[petsc-dev] Bad scaling of GAMG in FieldSplit
Jed Brown
jed at jedbrown.org
Thu Jul 26 13:52:20 CDT 2018
Matthew Knepley <knepley at gmail.com> writes:
> On Thu, Jul 26, 2018 at 2:43 PM Jed Brown <jed at jedbrown.org> wrote:
>
>> Matthew Knepley <knepley at gmail.com> writes:
>>
>> > On Thu, Jul 26, 2018 at 12:56 PM Fande Kong <fdkong.jd at gmail.com> wrote:
>> >
>> >>
>> >>
>> >> On Thu, Jul 26, 2018 at 10:35 AM, Junchao Zhang <jczhang at mcs.anl.gov>
>> >> wrote:
>> >>
>> >>> On Thu, Jul 26, 2018 at 11:15 AM, Fande Kong <fdkong.jd at gmail.com>
>> wrote:
>> >>>
>> >>>>
>> >>>>
>> >>>> On Thu, Jul 26, 2018 at 9:51 AM, Junchao Zhang <jczhang at mcs.anl.gov>
>> >>>> wrote:
>> >>>>
>> >>>>> Hi, Pierre,
>> >>>>> From your log_view files, I see you did strong scaling. You used 4X
>> >>>>> more cores, but the execution time only dropped from 3.9143e+04
>> >>>>> to 1.6910e+04.
>> >>>>> From my previous analysis of a GAMG weak scaling test, it looks
>> >>>>> communication is one of the reasons that caused poor scaling. In
>> your
>> >>>>> case, VecScatterEnd time was doubled from 1.5575e+03 to 3.2413e+03.
>> Its
>> >>>>> time percent jumped from 1% to 17%. This time can contribute to the
>> big
>> >>>>> time ratio in MatMultAdd ant MatMultTranspose, misleading you guys
>> thinking
>> >>>>> there was load-imbalance computation-wise.
>> >>>>> The reason is that I found in the interpolation and restriction
>> >>>>> phases of gamg, the communication pattern is very bad. Few processes
>> >>>>> communicate with hundreds of neighbors with message sizes of a few
>> bytes.
>> >>>>>
>> >>>>
>> >>>> We may need to truncate interpolation/restriction operators. Also do
>> >>>> some aggressive coarsening. Unfortunately, GAMG currently does not
>> support.
>> >>>>
>> >>>
>> >>> Are these gamg options the truncation you thought?
>> >>>
>> >>
>> >>> -pc_gamg_threshold[] <thresh,default=0> - Before aggregating the graph
>> >>> GAMG will remove small values from the graph on each level
>> >>> -pc_gamg_threshold_scale <scale,default=1> - Scaling of threshold on
>> each
>> >>> coarser grid if not specified
>> >>>
>> >>
>> >> Nope.

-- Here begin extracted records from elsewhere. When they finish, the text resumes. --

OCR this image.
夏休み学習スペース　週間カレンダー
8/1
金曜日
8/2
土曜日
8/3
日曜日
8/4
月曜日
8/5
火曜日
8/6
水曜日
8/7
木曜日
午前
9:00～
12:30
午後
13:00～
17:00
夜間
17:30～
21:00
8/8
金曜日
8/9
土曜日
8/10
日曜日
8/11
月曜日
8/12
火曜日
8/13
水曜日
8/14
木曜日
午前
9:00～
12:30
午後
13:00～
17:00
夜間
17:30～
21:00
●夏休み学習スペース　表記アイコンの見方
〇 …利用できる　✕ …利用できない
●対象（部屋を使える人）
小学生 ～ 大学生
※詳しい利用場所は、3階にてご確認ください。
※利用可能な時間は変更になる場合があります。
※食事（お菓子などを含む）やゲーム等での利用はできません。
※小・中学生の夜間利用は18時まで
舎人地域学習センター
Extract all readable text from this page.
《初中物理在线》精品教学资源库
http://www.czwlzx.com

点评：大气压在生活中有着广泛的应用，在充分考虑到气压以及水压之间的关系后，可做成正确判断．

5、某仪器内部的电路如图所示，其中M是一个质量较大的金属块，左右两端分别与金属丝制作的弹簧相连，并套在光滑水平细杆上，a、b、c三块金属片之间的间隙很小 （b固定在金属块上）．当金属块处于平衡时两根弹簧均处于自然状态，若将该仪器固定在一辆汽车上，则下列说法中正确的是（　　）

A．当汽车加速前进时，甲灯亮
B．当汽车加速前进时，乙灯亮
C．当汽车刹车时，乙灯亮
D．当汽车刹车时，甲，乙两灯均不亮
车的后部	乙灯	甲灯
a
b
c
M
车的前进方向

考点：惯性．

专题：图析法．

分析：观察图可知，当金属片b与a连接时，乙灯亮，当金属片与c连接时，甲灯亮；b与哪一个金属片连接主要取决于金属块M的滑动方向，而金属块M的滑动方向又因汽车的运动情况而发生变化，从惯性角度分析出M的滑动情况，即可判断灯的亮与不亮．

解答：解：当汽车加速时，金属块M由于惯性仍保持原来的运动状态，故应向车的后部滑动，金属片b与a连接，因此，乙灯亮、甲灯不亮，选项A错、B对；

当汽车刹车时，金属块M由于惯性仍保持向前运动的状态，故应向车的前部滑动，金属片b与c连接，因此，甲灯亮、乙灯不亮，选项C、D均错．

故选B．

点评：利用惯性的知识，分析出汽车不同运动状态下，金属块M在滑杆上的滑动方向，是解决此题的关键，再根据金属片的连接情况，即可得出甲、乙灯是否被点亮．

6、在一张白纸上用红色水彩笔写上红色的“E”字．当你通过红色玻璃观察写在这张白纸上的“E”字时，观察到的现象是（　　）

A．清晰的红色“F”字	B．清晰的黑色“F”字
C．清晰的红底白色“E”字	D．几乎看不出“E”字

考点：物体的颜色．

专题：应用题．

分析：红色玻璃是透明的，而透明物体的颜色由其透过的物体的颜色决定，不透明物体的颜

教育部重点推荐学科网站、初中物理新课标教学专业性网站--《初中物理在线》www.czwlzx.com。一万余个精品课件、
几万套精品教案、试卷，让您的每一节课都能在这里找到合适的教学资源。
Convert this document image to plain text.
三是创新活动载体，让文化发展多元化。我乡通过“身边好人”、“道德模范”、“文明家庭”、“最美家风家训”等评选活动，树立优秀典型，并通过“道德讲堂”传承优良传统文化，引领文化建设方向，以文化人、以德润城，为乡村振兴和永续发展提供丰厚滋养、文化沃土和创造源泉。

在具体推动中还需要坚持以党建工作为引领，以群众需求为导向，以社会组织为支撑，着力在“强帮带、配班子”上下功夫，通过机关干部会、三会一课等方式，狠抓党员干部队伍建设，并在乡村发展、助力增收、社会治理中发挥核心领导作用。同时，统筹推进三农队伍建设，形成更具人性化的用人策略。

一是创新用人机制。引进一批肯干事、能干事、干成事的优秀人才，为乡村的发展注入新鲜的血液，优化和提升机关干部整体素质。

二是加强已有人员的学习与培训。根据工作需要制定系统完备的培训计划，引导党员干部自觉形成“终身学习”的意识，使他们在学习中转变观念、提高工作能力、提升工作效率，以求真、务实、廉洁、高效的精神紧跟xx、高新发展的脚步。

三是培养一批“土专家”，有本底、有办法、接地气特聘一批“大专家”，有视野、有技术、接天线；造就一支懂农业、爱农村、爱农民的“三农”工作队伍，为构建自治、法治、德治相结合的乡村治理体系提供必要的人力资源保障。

Totally different things.
>> >>
>> >
>> > Well, you could use _threshold to do more aggressive coarsening, but not
>> > for thinning out
>> > the interpolation.
>>
>> Increasing the threshold results in slower coarsening.
>>
>
> Hmm, I think we have to change the webpage then:
>
>
> http://www.mcs.anl.gov/petsc/petsc-current/docs/manualpages/PC/PCGAMGSetThreshold.html
>
> I read it the opposite way.
More coarse points is "better" (stronger), but higher complexity.